E.S. Curtis - The vanishing race (1904)
Le vide-grenier du dimanche. Deux clichés de Edward S. Curtis (1868-1952), photographe et ethnologue américain, connu pour son immense entreprise documentaire sur les peuples autochtones d’Amérique du Nord, "The vanishing race" (1904). Né dans le Wisconsin et formé en grande partie en autodidacte, Curtis débute comme portraitiste à Seattle, avant d'entreprendre, au tournant du siècle, son oeuvre monumentale, The North American Indian. Pendant près de trente ans, il parcourt l’Ouest américain, photographie plus de quatre-vingts peuples autochtones, recueille récits, chants, langues et cérémonies, et réalise plus de 40 000 clichés, accompagnés de textes ethnographiques et d’enregistrements sonores.

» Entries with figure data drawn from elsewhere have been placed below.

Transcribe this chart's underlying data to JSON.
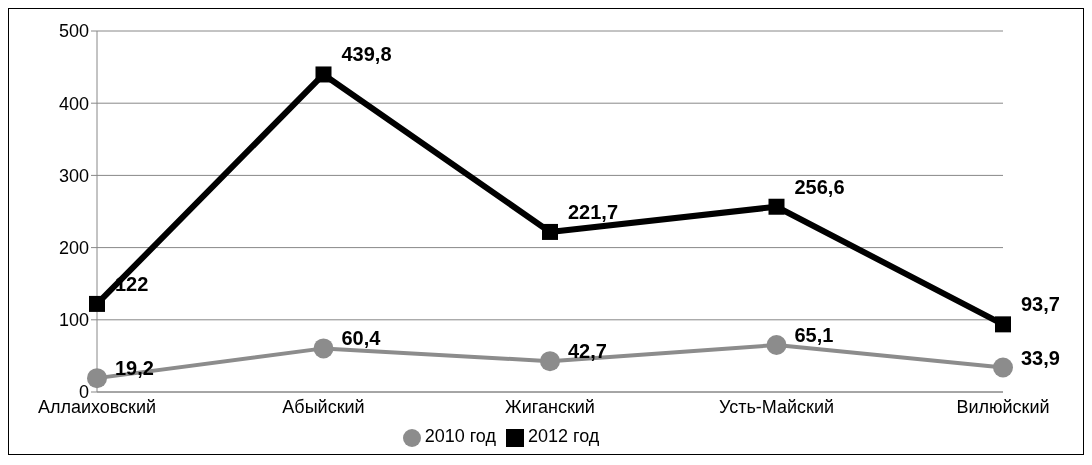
{
  "chart_data": {
    "type": "line",
    "categories": [
      "Аллаиховский",
      "Абыйский",
      "Жиганский",
      "Усть-Майский",
      "Вилюйский"
    ],
    "series": [
      {
        "name": "2010 год",
        "color": "#8c8c8c",
        "marker": "circle",
        "values": [
          19.2,
          60.4,
          42.7,
          65.1,
          33.9
        ],
        "value_labels": [
          "19,2",
          "60,4",
          "42,7",
          "65,1",
          "33,9"
        ]
      },
      {
        "name": "2012 год",
        "color": "#000000",
        "marker": "square",
        "values": [
          122,
          439.8,
          221.7,
          256.6,
          93.7
        ],
        "value_labels": [
          "122",
          "439,8",
          "221,7",
          "256,6",
          "93,7"
        ]
      }
    ],
    "ylim": [
      0,
      500
    ],
    "yticks": [
      0,
      100,
      200,
      300,
      400,
      500
    ],
    "grid": "y",
    "legend": "bottom"
  }
}
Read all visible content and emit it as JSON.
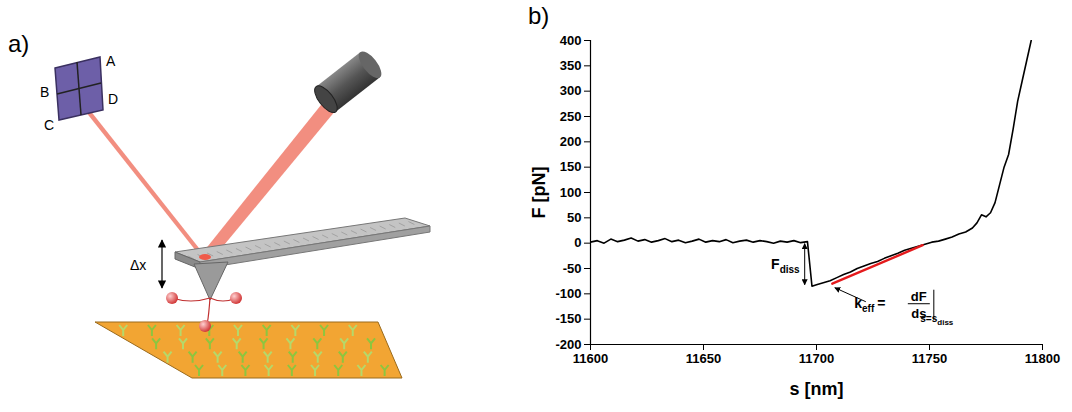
{
  "diagram": {
    "panel_label": "a)",
    "detector_quadrants": [
      "A",
      "B",
      "C",
      "D"
    ],
    "displacement_label": "Δx"
  },
  "chart_data": {
    "panel_label": "b)",
    "type": "line",
    "xlabel": "s [nm]",
    "ylabel": "F [pN]",
    "xlim": [
      11600,
      11800
    ],
    "xticks": [
      11600,
      11650,
      11700,
      11750,
      11800
    ],
    "ylim": [
      -200,
      400
    ],
    "yticks": [
      -200,
      -150,
      -100,
      -50,
      0,
      50,
      100,
      150,
      200,
      250,
      300,
      350,
      400
    ],
    "grid": false,
    "series": [
      {
        "color": "#000000",
        "x": [
          11600,
          11603,
          11606,
          11609,
          11612,
          11615,
          11618,
          11621,
          11624,
          11627,
          11630,
          11633,
          11636,
          11639,
          11642,
          11645,
          11648,
          11651,
          11654,
          11657,
          11660,
          11663,
          11666,
          11669,
          11672,
          11675,
          11678,
          11681,
          11684,
          11687,
          11690,
          11693,
          11696,
          11698,
          11700,
          11703,
          11706,
          11709,
          11712,
          11715,
          11718,
          11721,
          11724,
          11727,
          11730,
          11733,
          11736,
          11739,
          11742,
          11745,
          11748,
          11751,
          11754,
          11757,
          11760,
          11763,
          11766,
          11769,
          11771,
          11773,
          11775,
          11777,
          11779,
          11781,
          11783,
          11785,
          11787,
          11789,
          11791,
          11793,
          11795
        ],
        "values": [
          2,
          5,
          0,
          8,
          3,
          6,
          10,
          4,
          7,
          2,
          5,
          9,
          3,
          6,
          1,
          4,
          8,
          2,
          5,
          3,
          7,
          1,
          4,
          6,
          2,
          5,
          3,
          0,
          4,
          2,
          5,
          1,
          3,
          -85,
          -82,
          -78,
          -74,
          -68,
          -62,
          -57,
          -50,
          -45,
          -40,
          -36,
          -30,
          -25,
          -20,
          -14,
          -10,
          -6,
          -2,
          2,
          4,
          8,
          12,
          18,
          22,
          30,
          40,
          56,
          52,
          60,
          80,
          115,
          150,
          175,
          225,
          280,
          320,
          360,
          400
        ]
      },
      {
        "color": "#e41a1c",
        "x": [
          11707,
          11747
        ],
        "values": [
          -80,
          -4
        ]
      }
    ],
    "annotations": [
      {
        "text": "F",
        "subscript": "diss",
        "x": 11695,
        "y": 0,
        "y_end": -85
      },
      {
        "text": "k",
        "subscript": "eff",
        "equals": "=",
        "numerator": "dF",
        "denominator": "ds",
        "evaluated_at": "s=s",
        "evaluated_at_subscript": "diss",
        "x": 11707,
        "y": -85
      }
    ]
  }
}
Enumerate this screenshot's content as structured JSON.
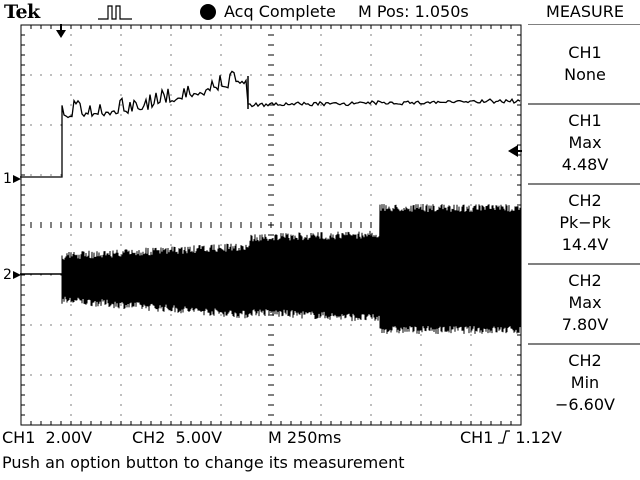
{
  "header": {
    "brand": "Tek",
    "trigger_icon": "pulse-trigger-icon",
    "acq_status": "Acq Complete",
    "position": "M Pos: 1.050s"
  },
  "markers": {
    "ch1_ground": "1",
    "ch2_ground": "2"
  },
  "measure": {
    "title": "MEASURE",
    "items": [
      {
        "line1": "CH1",
        "line2": "None",
        "line3": ""
      },
      {
        "line1": "CH1",
        "line2": "Max",
        "line3": "4.48V"
      },
      {
        "line1": "CH2",
        "line2": "Pk−Pk",
        "line3": "14.4V"
      },
      {
        "line1": "CH2",
        "line2": "Max",
        "line3": "7.80V"
      },
      {
        "line1": "CH2",
        "line2": "Min",
        "line3": "−6.60V"
      }
    ]
  },
  "footer": {
    "ch1_scale": "CH1  2.00V",
    "ch2_scale": "CH2  5.00V",
    "timebase": "M 250ms",
    "trigger_source": "CH1",
    "trigger_level": "1.12V",
    "message": "Push an option button to change its measurement"
  },
  "colors": {
    "background": "#ffffff",
    "trace": "#000000",
    "grid": "#000000"
  }
}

E.S.C. - Crater Lake (1923)
Le projet est d’abord financé par le banquier J. P. Morgan.

Curtis est animé par la conviction que ces cultures sont condamnées à disparaître sous l’effet de la conquête de l’Ouest et de l’assimilation forcée. Son regard est donc moins celui d’un témoin brut, comme Timothy H. O'Sullivan, que celui d’un homme fasciné par un monde qu’il voit en train de s’effacer. « I want to make them live forever. It's such a big dream I can't see it all. » écrivait-il. Et encore : « The passing of every old man or woman means the passing of some tradition, some knowledge of sacred rites possessed by no other… » 
L’œuvre de Curtis demeure aujourd’hui un témoignage irremplaçable sur des peuples dont les modes de vie furent bouleversés en quelques décennies par l’histoire américaine.